Thursday, 14 February 2008

Tough Films about Tough Situations: Family Motel and Is My Story Hurting You? at Rendez-vous du cinéma québécois

This weekend the Rendez-vous de cinema québécois begins, and films by two friends will be getting prominent play. One is a wonderful docudrama by Helene Klowdawsky, Family Motel, which we saw at the end of the summer during the Montreal World Film Festival. It tells the story of a hardworking Somali mother, who struggles to send money back to her husband and sons stranded in that country, finds herself over her head in Ottawa where she is living with her two teenaged daughters. They end up in Family Motel when they are evicted from their apartment. The story is one of those which is “truer” than a documentary: the three actresses at the center of the film are really mother and daughters, but the story is not really their story. Nevertheless it captures the spirit and courage it takes to try to make it in North America, even when you have already passed the hurdle of getting official refugee status.

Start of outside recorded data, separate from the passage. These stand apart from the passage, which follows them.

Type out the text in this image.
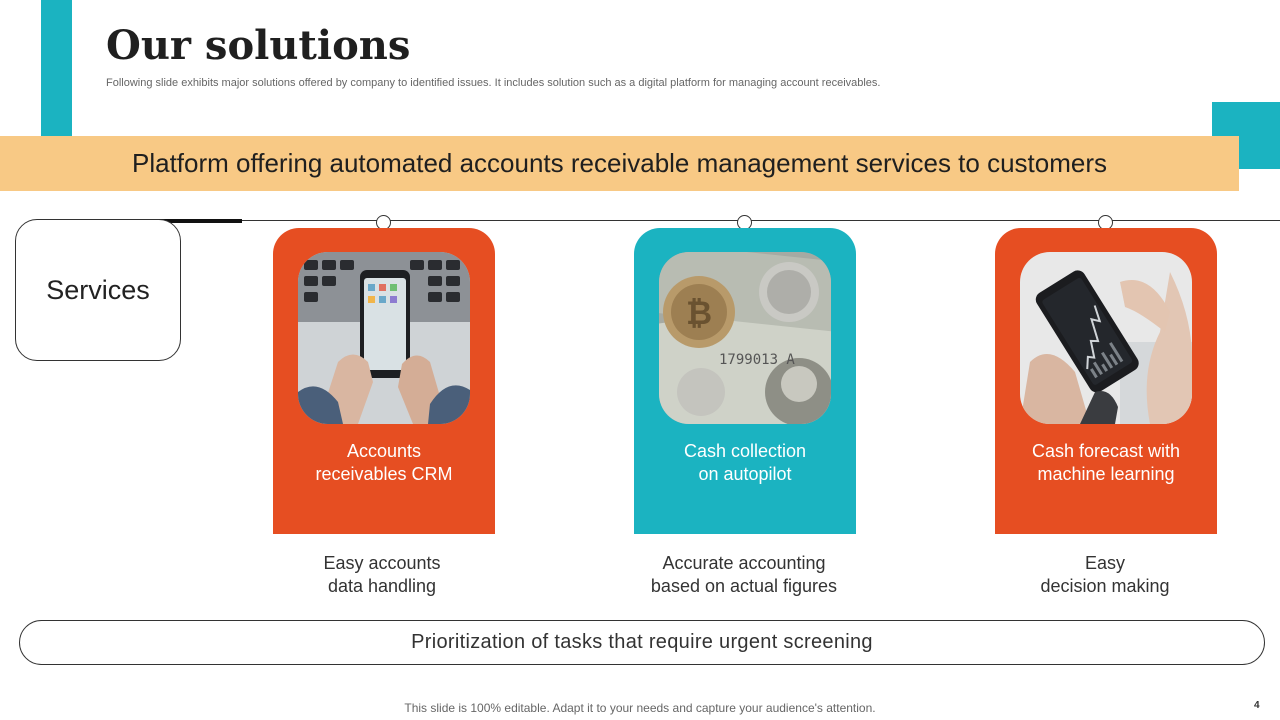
Our solutions
Following slide exhibits major solutions offered by company to identified issues. It includes solution such as a digital platform for managing account receivables.
Platform offering automated accounts receivable management services to customers
Services
Accounts
receivables CRM
₿
1799013 A
Cash collection
on autopilot
Cash forecast with
machine learning
Easy accounts
data handling
Accurate accounting
based on actual figures
Easy
decision making
Prioritization of tasks that require urgent screening
This slide is 100% editable. Adapt it to your needs and capture your audience's attention.	4
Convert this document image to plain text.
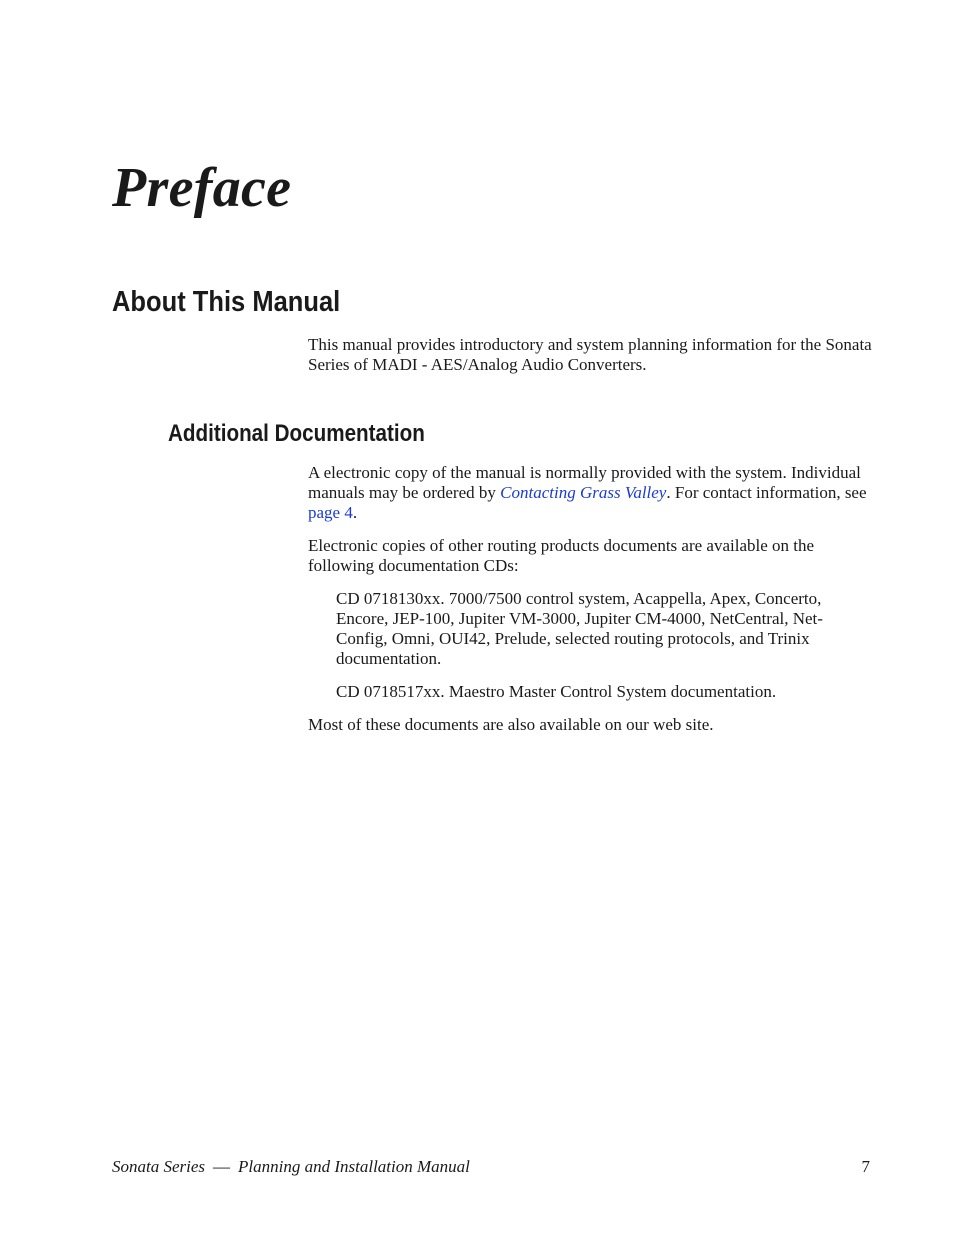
Preface
About This Manual

This manual provides introductory and system planning information for the Sonata Series of MADI - AES/Analog Audio Converters.

Additional Documentation

A electronic copy of the manual is normally provided with the system. Individual manuals may be ordered by Contacting Grass Valley. For contact information, see page 4.

Electronic copies of other routing products documents are available on the following documentation CDs:

CD 0718130xx. 7000/7500 control system, Acappella, Apex, Concerto, Encore, JEP-100, Jupiter VM-3000, Jupiter CM-4000, NetCentral, Net-Config, Omni, OUI42, Prelude, selected routing protocols, and Trinix documentation.

CD 0718517xx. Maestro Master Control System documentation.

Most of these documents are also available on our web site.

Sonata Series — Planning and Installation Manual	7
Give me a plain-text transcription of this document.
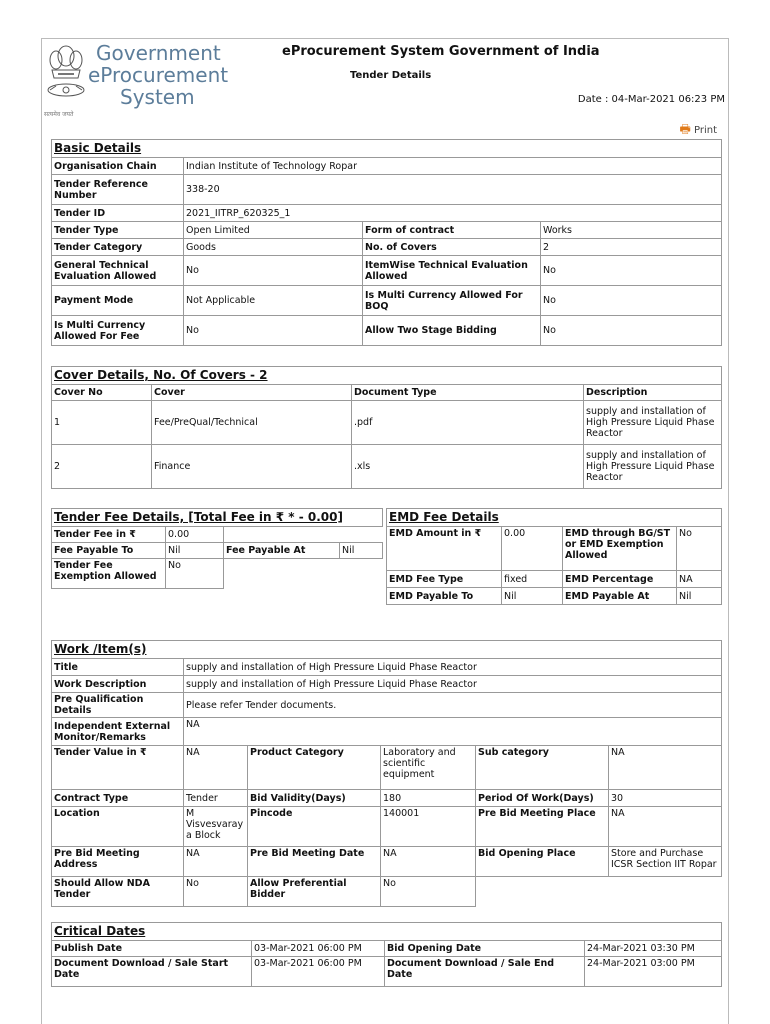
Government
eProcurement
System
सत्यमेव जयते
eProcurement System Government of India
Tender Details
Date : 04-Mar-2021 06:23 PM
🖶 Print
Basic Details			
Organisation Chain	Indian Institute of Technology Ropar		
Tender Reference Number	338-20		
Tender ID	2021_IITRP_620325_1		
Tender Type	Open Limited	Form of contract	Works
Tender Category	Goods	No. of Covers	2
General Technical Evaluation Allowed	No	ItemWise Technical Evaluation Allowed	No
Payment Mode	Not Applicable	Is Multi Currency Allowed For BOQ	No
Is Multi Currency Allowed For Fee	No	Allow Two Stage Bidding	No
Cover Details, No. Of Covers - 2			
Cover No	Cover	Document Type	Description
1	Fee/PreQual/Technical	.pdf	supply and installation of High Pressure Liquid Phase Reactor
2	Finance	.xls	supply and installation of High Pressure Liquid Phase Reactor
Tender Fee Details, [Total Fee in ₹ * - 0.00]			
Tender Fee in ₹	0.00		
Fee Payable To	Nil	Fee Payable At	Nil
Tender Fee Exemption Allowed	No		
EMD Fee Details			
EMD Amount in ₹	0.00	EMD through BG/ST or EMD Exemption Allowed	No
EMD Fee Type	fixed	EMD Percentage	NA
EMD Payable To	Nil	EMD Payable At	Nil
Work /Item(s)					
Title	supply and installation of High Pressure Liquid Phase Reactor				
Work Description	supply and installation of High Pressure Liquid Phase Reactor				
Pre Qualification Details	Please refer Tender documents.				
Independent External Monitor/Remarks	NA				
Tender Value in ₹	NA	Product Category	Laboratory and scientific equipment	Sub category	NA
Contract Type	Tender	Bid Validity(Days)	180	Period Of Work(Days)	30
Location	M Visvesvaraya Block	Pincode	140001	Pre Bid Meeting Place	NA
Pre Bid Meeting Address	NA	Pre Bid Meeting Date	NA	Bid Opening Place	Store and Purchase ICSR Section IIT Ropar
Should Allow NDA Tender	No	Allow Preferential Bidder	No		
Critical Dates			
Publish Date	03-Mar-2021 06:00 PM	Bid Opening Date	24-Mar-2021 03:30 PM
Document Download / Sale Start Date	03-Mar-2021 06:00 PM	Document Download / Sale End Date	24-Mar-2021 03:00 PM
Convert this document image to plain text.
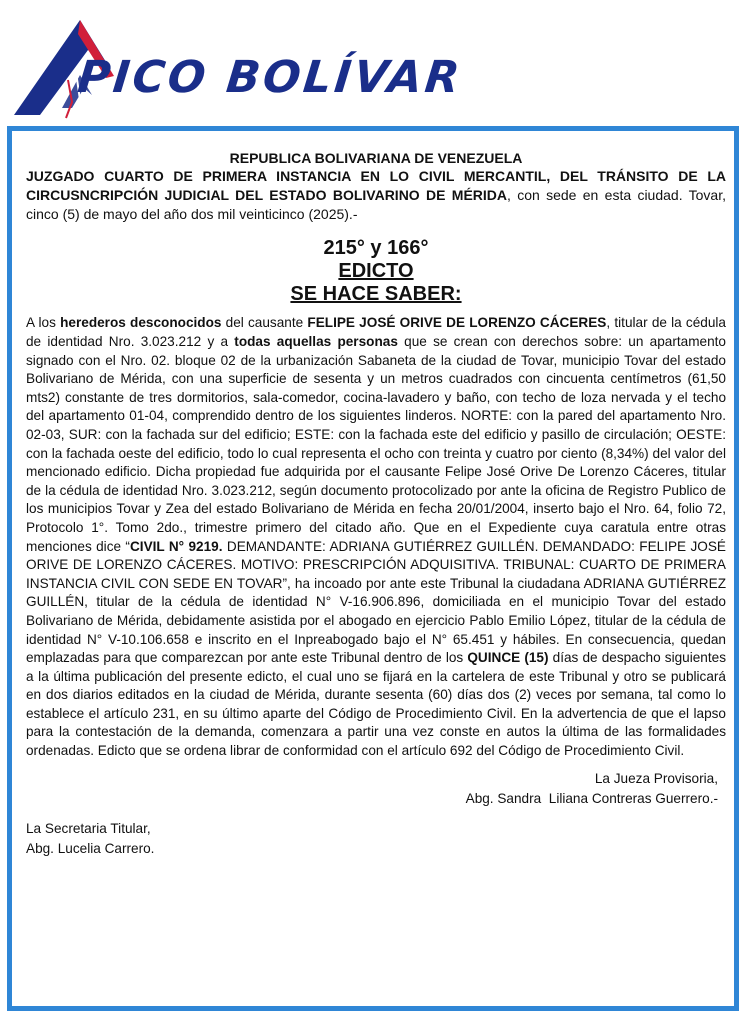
PICO BOLÍVAR
REPUBLICA BOLIVARIANA DE VENEZUELA

JUZGADO CUARTO DE PRIMERA INSTANCIA EN LO CIVIL MERCANTIL, DEL TRÁNSITO DE LA CIRCUSNCRIPCIÓN JUDICIAL DEL ESTADO BOLIVARINO DE MÉRIDA, con sede en esta ciudad. Tovar, cinco (5) de mayo del año dos mil veinticinco (2025).-

215° y 166°
EDICTO
SE HACE SABER:

A los herederos desconocidos del causante FELIPE JOSÉ ORIVE DE LORENZO CÁCERES, titular de la cédula de identidad Nro. 3.023.212 y a todas aquellas personas que se crean con derechos sobre: un apartamento signado con el Nro. 02. bloque 02 de la urbanización Sabaneta de la ciudad de Tovar, municipio Tovar del estado Bolivariano de Mérida, con una superficie de sesenta y un metros cuadrados con cincuenta centímetros (61,50 mts2) constante de tres dormitorios, sala-comedor, cocina-lavadero y baño, con techo de loza nervada y el techo del apartamento 01-04, comprendido dentro de los siguientes linderos. NORTE: con la pared del apartamento Nro. 02-03, SUR: con la fachada sur del edificio; ESTE: con la fachada este del edificio y pasillo de circulación; OESTE: con la fachada oeste del edificio, todo lo cual representa el ocho con treinta y cuatro por ciento (8,34%) del valor del mencionado edificio. Dicha propiedad fue adquirida por el causante Felipe José Orive De Lorenzo Cáceres, titular de la cédula de identidad Nro. 3.023.212, según documento protocolizado por ante la oficina de Registro Publico de los municipios Tovar y Zea del estado Bolivariano de Mérida en fecha 20/01/2004, inserto bajo el Nro. 64, folio 72, Protocolo 1°. Tomo 2do., trimestre primero del citado año. Que en el Expediente cuya caratula entre otras menciones dice “CIVIL N° 9219. DEMANDANTE: ADRIANA GUTIÉRREZ GUILLÉN. DEMANDADO: FELIPE JOSÉ ORIVE DE LORENZO CÁCERES. MOTIVO: PRESCRIPCIÓN ADQUISITIVA. TRIBUNAL: CUARTO DE PRIMERA INSTANCIA CIVIL CON SEDE EN TOVAR”, ha incoado por ante este Tribunal la ciudadana ADRIANA GUTIÉRREZ GUILLÉN, titular de la cédula de identidad N° V-16.906.896, domiciliada en el municipio Tovar del estado Bolivariano de Mérida, debidamente asistida por el abogado en ejercicio Pablo Emilio López, titular de la cédula de identidad N° V-10.106.658 e inscrito en el Inpreabogado bajo el N° 65.451 y hábiles. En consecuencia, quedan emplazadas para que comparezcan por ante este Tribunal dentro de los QUINCE (15) días de despacho siguientes a la última publicación del presente edicto, el cual uno se fijará en la cartelera de este Tribunal y otro se publicará en dos diarios editados en la ciudad de Mérida, durante sesenta (60) días dos (2) veces por semana, tal como lo establece el artículo 231, en su último aparte del Código de Procedimiento Civil. En la advertencia de que el lapso para la contestación de la demanda, comenzara a partir una vez conste en autos la última de las formalidades ordenadas. Edicto que se ordena librar de conformidad con el artículo 692 del Código de Procedimiento Civil.

La Jueza Provisoria,
Abg. Sandra  Liliana Contreras Guerrero.-
La Secretaria Titular,
Abg. Lucelia Carrero.
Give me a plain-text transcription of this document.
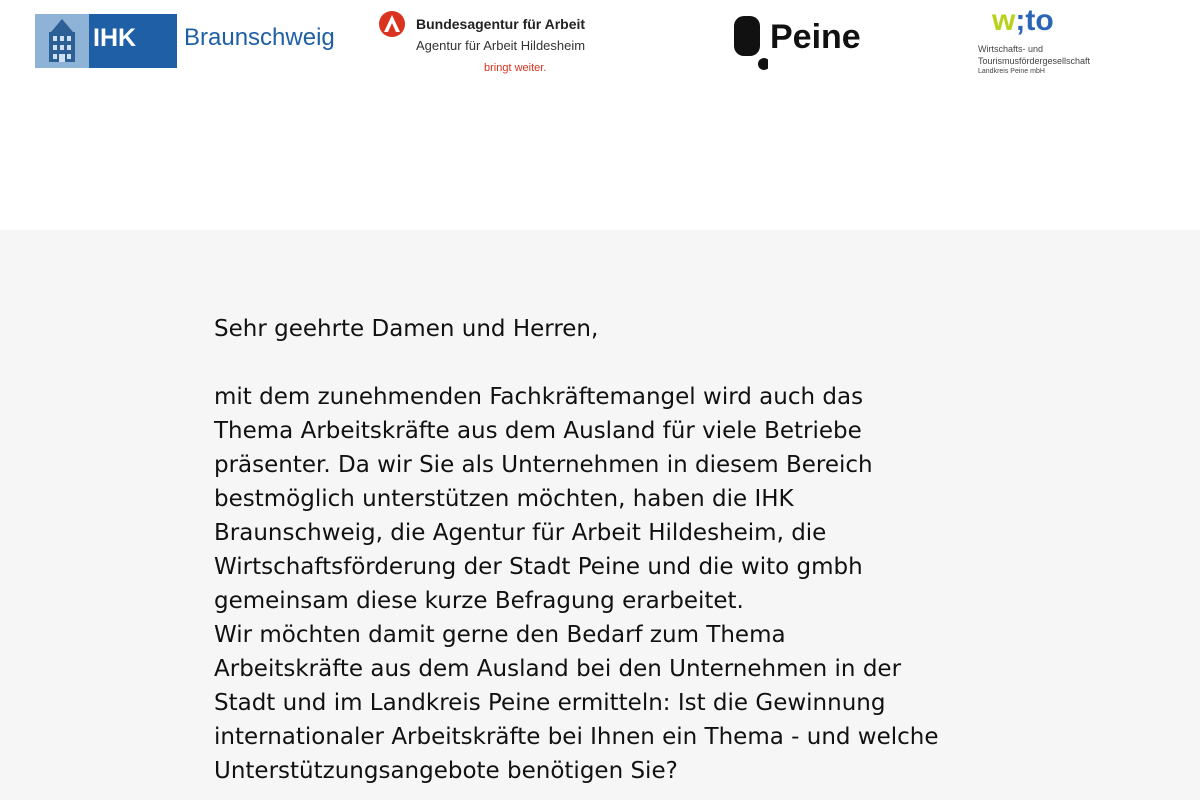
IHK Braunschweig	Bundesagentur für Arbeit
Agentur für Arbeit Hildesheim
bringt weiter.
Peine	w;to
Wirtschafts- und
Tourismusfördergesellschaft
Landkreis Peine mbH

Sehr geehrte Damen und Herren,

mit dem zunehmenden Fachkräftemangel wird auch das
Thema Arbeitskräfte aus dem Ausland für viele Betriebe
präsenter. Da wir Sie als Unternehmen in diesem Bereich
bestmöglich unterstützen möchten, haben die IHK
Braunschweig, die Agentur für Arbeit Hildesheim, die
Wirtschaftsförderung der Stadt Peine und die wito gmbh
gemeinsam diese kurze Befragung erarbeitet.
Wir möchten damit gerne den Bedarf zum Thema
Arbeitskräfte aus dem Ausland bei den Unternehmen in der
Stadt und im Landkreis Peine ermitteln: Ist die Gewinnung
internationaler Arbeitskräfte bei Ihnen ein Thema - und welche
Unterstützungsangebote benötigen Sie?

It will be screened Saturday February 16, 3 p.m. at the Cinema du Parc
3575, avenue du Parc and Thursday, February 21, at the Centre Segal des arts de la scène, 5170, chemin de la Côte-Ste-Catherine.

The other is the first film directed by novelist David Homel, whose novel about the war in Serbia, The Speaking Cure, won the Hugh MacLennan Prize for Fiction in 2003. Is My Story Hurting You? is a documentary focusing on Vladimir Jovic, a Bosnian Serb psychiatrist who saw the break-up of his country and the end of Slobodan Milosevic's dictatorship. I haven’t seen the film, but the novel was first rate and I know that David has poured great skill and passion into making the film.
The film will be shown in a French version on Sunday, February 17 at 8 p.m. at the National Film Board cinema (1564, rue Saint-Denis) and in English on Tuesday February 19 at the Centre Segal des arts de la scène (5170, chemin de la Côte-Sainte-Catherine).


Both are highly recommended. And it’s also worth noting that both films received considerable encouragement from the National Film Board, a unique organization which supports films that would never be made if the filmaker had to depend on commercial markets.